Industry leaders work to address staff shortages in water industry

Grand Rapids

GRAND RAPIDS, Mich. (WOOD) — Grand Rapids Community College, the city of Grand Rapids and Bay College in Escanaba are getting about $500,000 from the federal government to address labor shortages in the water industry.

It will pay to introduce middle and high school students from neighborhoods with high unemployment to fresh water and utility jobs.

“Like water and sewer utilities across the nation, Grand Rapids is experiencing staffing shortages due to retirements and the lack of a diverse pool of qualified water professionals,” said Wayne Jernberg, the water system manager for the city of Grand Rapids. “We are confident that this partnership with GRCC will help to address our long-term workforce needs and encourage young people within the community to pursue a career in the water industry.”

GRCC plans to launch Water Weekends to share career information with students. There will be boot camp-style workshops, internships and job shadowing opportunities available.

Julie Parks, the interim dean for the school of workforce development at GRCC, says West Michigan is the perfect place to make this investment.

“With the climate change discussions that are going on and the conferences around the world, how do we keep our water safe and fresh? And Michigan, we have that advantage of having these Great Lakes here, so it’s even more important,” said Parks. “So we’re very happy to be a part of this collaboration with these organizations to give people in this community the opportunity to take these jobs.”

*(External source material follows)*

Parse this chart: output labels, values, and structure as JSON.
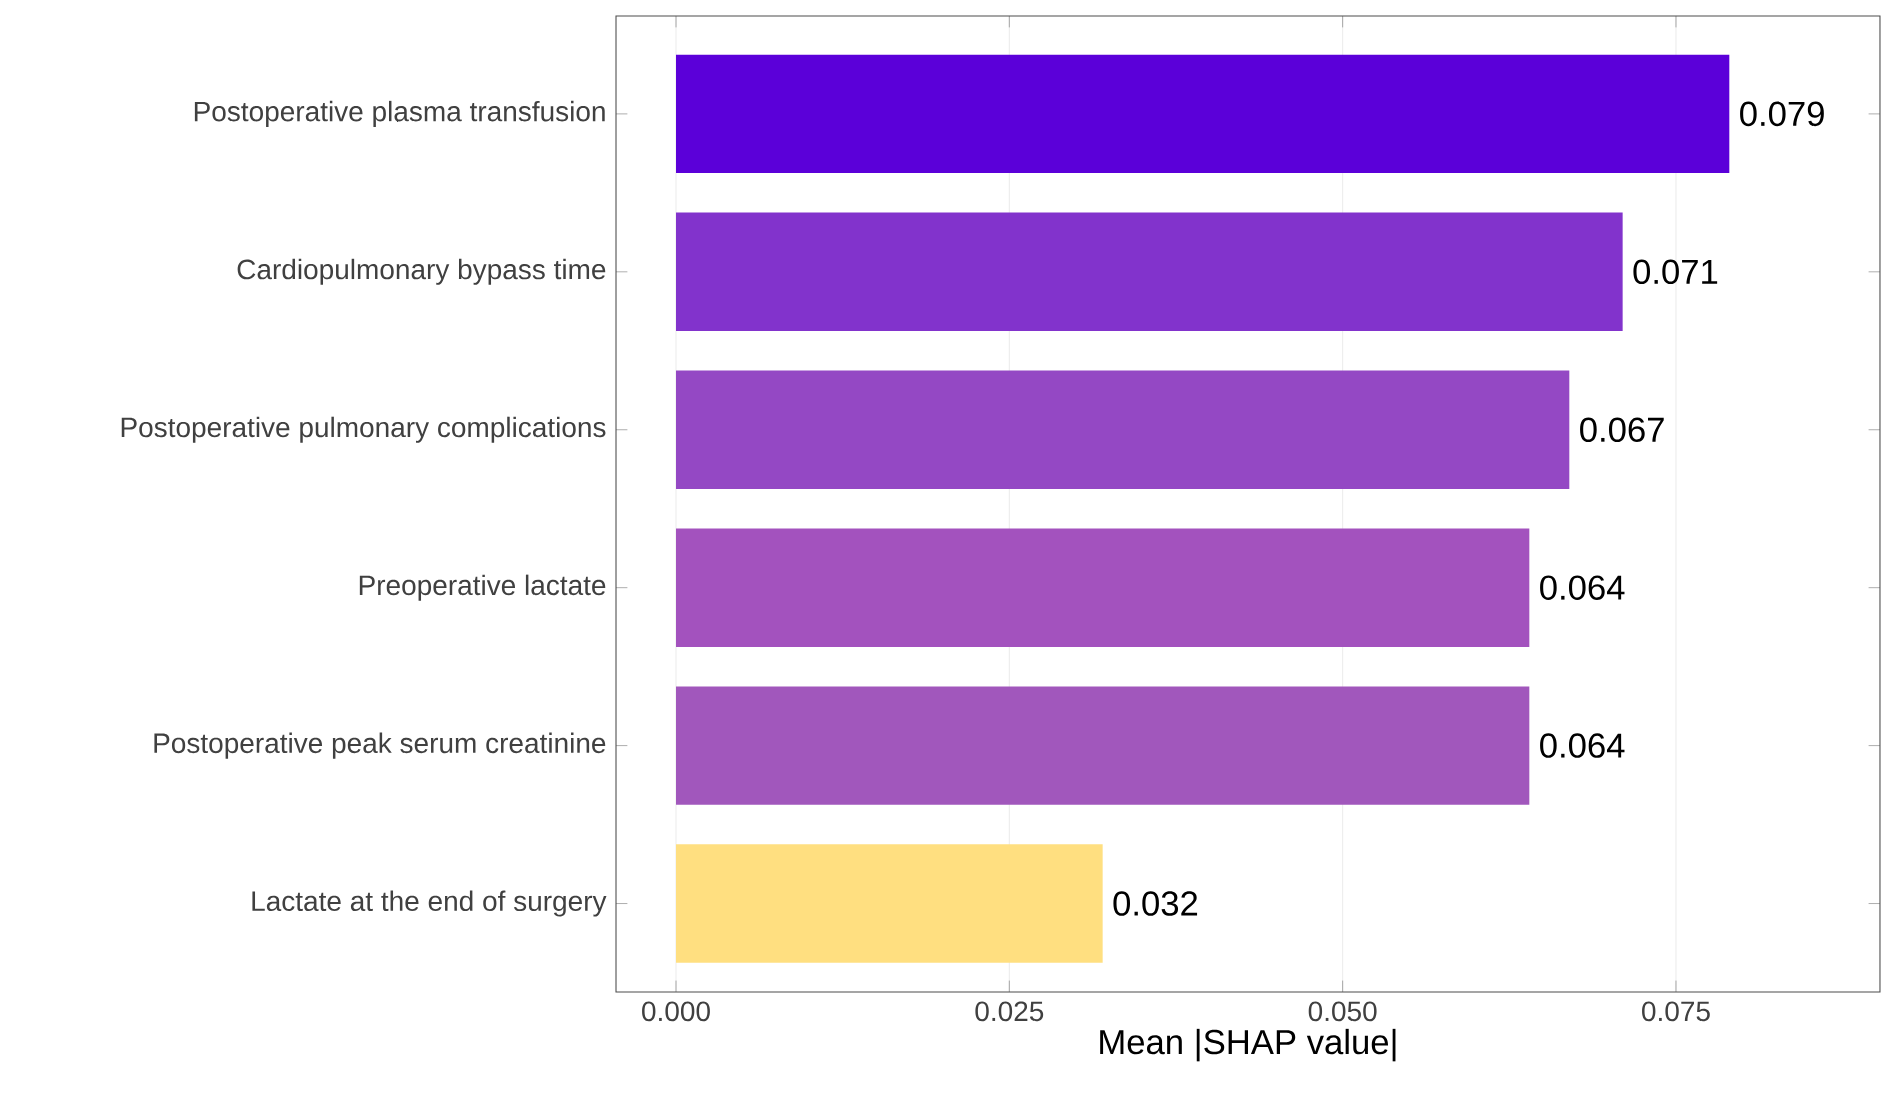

The federal government is giving out about $3.8 million in grants to similar programs across the country. 

“Workers at water and wastewater treatment utilities provide a service that is absolutely essential to public health, the environment and economic prosperity in their communities,” said Radhika Fox, the EPA assistant administrator for water. “The water sector is facing significant workforce challenges, and it is critical that EPA and its federal, state and local partners invest in the next generation of water professionals.”